Anyway, as I stood deliberating over wattage a little old lady walked past me with her raincoat on and doesn't he come up to her and ask her to take her hood down. I mean REALLY??? Ok I get it if a group of teenage lads come in, hands shoved in pockets smelling of shandy, but a little old lady?? She was deeply offended and wandered off muttering about how she'd never stolen anything in her life and I don't blame her. I kinda hope she decided to rebel and pocketed a chocolate santa on her way out of the store.
Now I'm sure that Tesco would defend their employees actions with some waffle about security but I think they need to employ people with enough braincells to use some kind of discretion. I also find myself wandering if he would have asked someone wearing a bhurka to remove that.
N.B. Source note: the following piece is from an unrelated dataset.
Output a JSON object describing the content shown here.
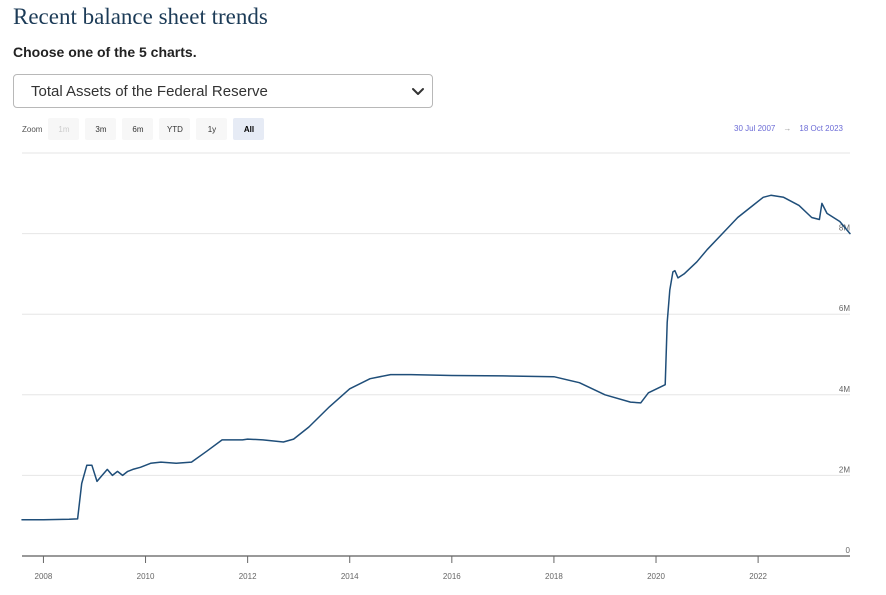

I highly doubt it and then I hover over the delete key for even typing it because that isn't me being racist. I don't agree with the bhurka at all but we'll save that for a day when I'm blogging about atheism and feminism. But it's my frikkin blog and the question is there so I'm voicing it. And if he wouldn't, if he could use his discretion in that instance then why not use it here, or, alternatively is this mini Hitler also going around chasing Muslim women out of Tesco's?
That being said I now recall the story of another branch of Tesco's in my fair city where a woman was asked for ID whilst buying a quiche. Nuff said!